Después de año y medio de calvario y de haber realizado diez IVE decidimos enviar un escrito a las direcciones correspondientes exponiéndoles todos estos problemas y las soluciones que considerábamos imprescindibles:
La necesidad de coordinación del trabajo, la regulación del alcance de la objeción, la resolución de la atención de complicaciones como una urgencia hospitalaria más, y la atención adecuada a las mujeres. Exigimos su solución como condición para seguir adelante. Nunca hemos tenido respuesta.
Nuestra reflexión en aquel momento fue que habíamos intentado ser profesionales, consecuentes con nuestras ideas, al servicio a las mujeres de Navarra también en este tema, pero que no éramos mártires. Tampoco se podía garantizar al parecer la protección de la intimidad de las mujeres por parte de la dirección del Hospital, evitando las filtraciones a la prensa, por lo que en aquel momento nos pareció bien que se decidiera derivar las IVE a la medicina privada.
Estas y no otras, son las razones por las que no se están haciendo interrupciones de embarazo en la medicina pública de Navarra, no como expuso nuestra consejera de Salud.
Se puede faltar por omisión y creemos que falta voluntad real en la Consejería de Salud y el Gobierno de Navarra de ponerlo en marcha, excusándose fácilmente en la objeción de conciencia de las y los profesionales.
La Administración es la que debe facilitar los mecanismos necesarios para que las mujeres puedan ser atendidas y ejercer ese derecho en la red pública de Navarra.

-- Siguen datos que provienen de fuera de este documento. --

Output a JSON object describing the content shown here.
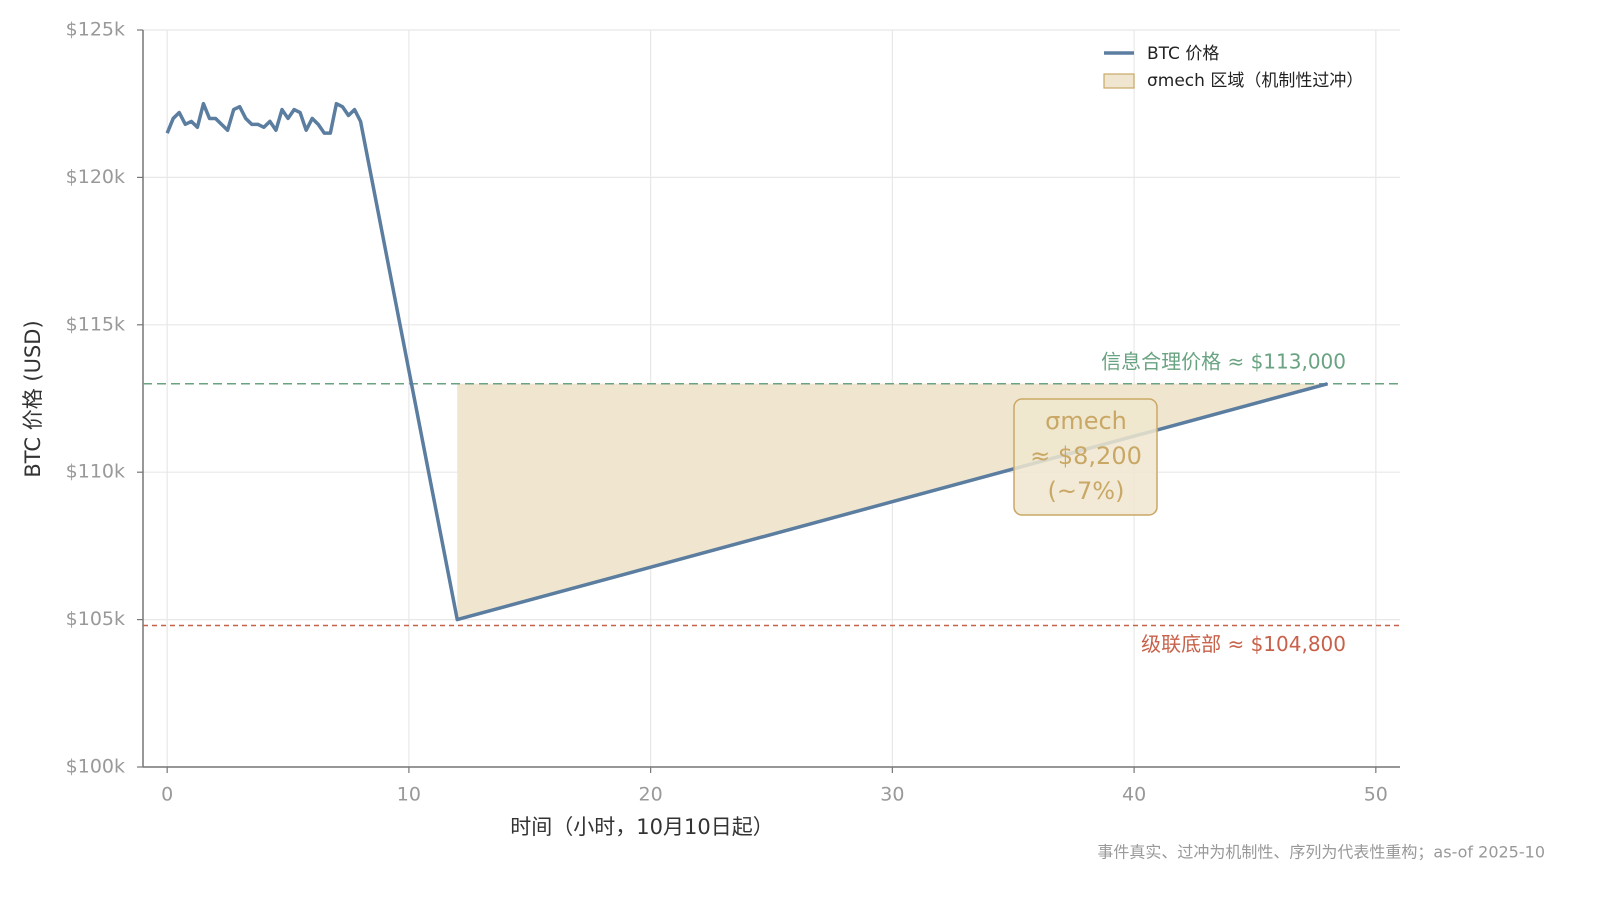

Sus pasos deben ir a la definición y regulación del alcance de la objeción para evitar abusos en su nombre, coordinación de los equipos hospitalarios de ginecología, anestesia, enfermería, quirófanos, plantas, urgencias, etcétera, y, como primer paso, el servicio de ginecología del Hospital Virgen del Camino que se declaró objetor y por su posición dentro del organigrama del hospital, no puede inhibirse del derecho que tienen las mujeres a recibir una serie de atenciones médicas complementarias, aun respetando sus derechos de objeción.
Si realmente quisieran ponerlo en marcha, las actitudes y actividades para su implementación serían otras. Y una vez sepan con qué equipos cuentan podrán afirmar si en Navarra todos objetan o no. -
(*) Además de Elisa Sesma, firman este artículo: Pablo Sánchez Valverde y Ana Uriz Lusarreta, del centro de Atención a la Mujer de Andraize; Marycruz Landa Azna- rez, ginecóloga del Centro de Atención a la Mujer de Iturrama; Hortensia Yagüe y Pilar De la Cueva, del Hospital de Tudela.